Na década de 40 os ingleses Donald Watson e Elsie Shrigley perceberam que o vegetarianismo não era suficiente contra a exploração e a crueldade com os animais. Isso porque ele restringe-se apenas a eliminar a carne da dieta alimentar. Foi então que a dupla criou a Vegan Society e espalhou pelo mundo uma nova filosofia e estilo de vida, que vai além da questão alimentar: o veganismo. Nessa dieta, qualquer alimento de origem animal fica de fora do cardápio: carnes, ovos, leite, queijos, manteiga, banha e mel, por exemplo.
O estilo de vida vegano também busca eliminar o consumo de cosméticos, maquiagem, medicamentos e produtos de higiene que tenham sido testados em animais e que contenham em sua formulação glicerina animal, cera de abelha e tutano de boi. Jaqueta de couro, casaco de lã, acessórios de plumas e peças de seda também não entram no armário de um vegano. Os produtos que não utilizam insumos de origem animal ganharam espaço e conquistaram além de veganos e vegetarianos. Muitos que comem carne também têm demonstrado interesse pelo estilo. Um levantamento feito pela Sociedade Vegetariana Brasileira (SVB), realizado por meio da ferramenta Google Trends, aponta que em quatro anos o volume de buscas pelo termo vegano cresceu 1.000% no Brasil. A demanda sobe exponencialmente e ainda é maior que a oferta. Com isso, as oportunidades de empreendimentos nessa área são muito promissoras e devem crescer nos próximos anos.

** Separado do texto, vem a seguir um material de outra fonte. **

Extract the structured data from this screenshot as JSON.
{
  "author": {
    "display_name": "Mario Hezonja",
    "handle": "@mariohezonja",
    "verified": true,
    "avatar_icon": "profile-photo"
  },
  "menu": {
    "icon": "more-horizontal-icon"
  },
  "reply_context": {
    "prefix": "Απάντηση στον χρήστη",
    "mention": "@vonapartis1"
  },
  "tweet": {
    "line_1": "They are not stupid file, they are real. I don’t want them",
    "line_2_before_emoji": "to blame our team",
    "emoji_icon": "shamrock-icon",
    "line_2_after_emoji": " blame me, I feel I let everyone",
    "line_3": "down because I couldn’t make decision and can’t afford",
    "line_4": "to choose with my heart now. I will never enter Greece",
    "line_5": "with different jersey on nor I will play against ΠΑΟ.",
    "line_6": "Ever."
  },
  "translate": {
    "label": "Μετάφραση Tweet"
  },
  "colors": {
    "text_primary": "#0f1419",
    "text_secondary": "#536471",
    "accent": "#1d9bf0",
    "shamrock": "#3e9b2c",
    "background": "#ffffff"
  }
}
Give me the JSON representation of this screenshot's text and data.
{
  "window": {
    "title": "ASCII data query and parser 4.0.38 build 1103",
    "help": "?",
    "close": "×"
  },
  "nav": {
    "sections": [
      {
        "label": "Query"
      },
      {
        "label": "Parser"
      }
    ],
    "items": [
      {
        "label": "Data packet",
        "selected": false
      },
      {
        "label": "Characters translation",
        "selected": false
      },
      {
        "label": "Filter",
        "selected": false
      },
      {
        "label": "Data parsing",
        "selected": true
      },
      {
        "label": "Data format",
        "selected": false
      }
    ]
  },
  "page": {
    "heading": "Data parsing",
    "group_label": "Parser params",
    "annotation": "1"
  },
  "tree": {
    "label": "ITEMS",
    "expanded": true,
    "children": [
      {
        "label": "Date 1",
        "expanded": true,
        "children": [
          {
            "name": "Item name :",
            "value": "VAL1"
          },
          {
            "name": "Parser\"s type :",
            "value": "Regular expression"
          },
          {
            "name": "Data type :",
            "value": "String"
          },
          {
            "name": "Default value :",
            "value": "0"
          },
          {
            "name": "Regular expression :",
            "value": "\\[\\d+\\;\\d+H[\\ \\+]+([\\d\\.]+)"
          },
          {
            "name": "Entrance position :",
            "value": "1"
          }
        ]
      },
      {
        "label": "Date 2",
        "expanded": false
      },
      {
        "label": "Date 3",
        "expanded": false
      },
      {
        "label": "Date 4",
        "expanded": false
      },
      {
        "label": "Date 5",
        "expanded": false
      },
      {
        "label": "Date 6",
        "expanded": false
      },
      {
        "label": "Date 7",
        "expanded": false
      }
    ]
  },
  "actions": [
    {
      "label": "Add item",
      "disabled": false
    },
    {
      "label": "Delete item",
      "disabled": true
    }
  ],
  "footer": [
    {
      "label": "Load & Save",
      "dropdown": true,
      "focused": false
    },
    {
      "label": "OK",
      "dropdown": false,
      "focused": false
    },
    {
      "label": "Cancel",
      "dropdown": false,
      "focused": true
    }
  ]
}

Antenada, a empresária Janine Poltronieri, que trabalha no ramo alimentício há mais de 10 anos, conta que sentiu necessidade de diversificar seu cardápio porque a procura por menus veganos se intensificou, e tende a se intensificar muito mais. “Há três anos, mais ou menos, a procura por comida vegana ganhou bastante destaque, e eu tive que ampliar nossa oferta. Já tinha me tornado vegetariana por uma questão política, e fui incorporando as receitas no novo cardápio. Hoje tenho duas empresas: o Maria e Maria Gourmet, que atende um público misto, e há um ano abri o Bastiana Comida Afetiva e Vegana”, explica. Inspirada na bisavó Sebastiana, que morava no interior de São Paulo e cozinhava o que crescia à sua volta, Janine pretende migrar para o menu estritamente vegano em breve. “A ideia é, para o ano que vem, atender só com o Bastiana, e trabalhar o mínimo possível com industrializados, oferecer comida saudável, com produtos naturais, sem agroquímicos e de produtores locais, utilizando as PANC’s e com praticamente zero de alimento processado ou ultra processado”, contou. Hoje, seu carro chefe é a moqueca de legumes e a de banana da terra. “Mas os bolos também fazem muito sucesso”, complementa a Chef de Cozinha.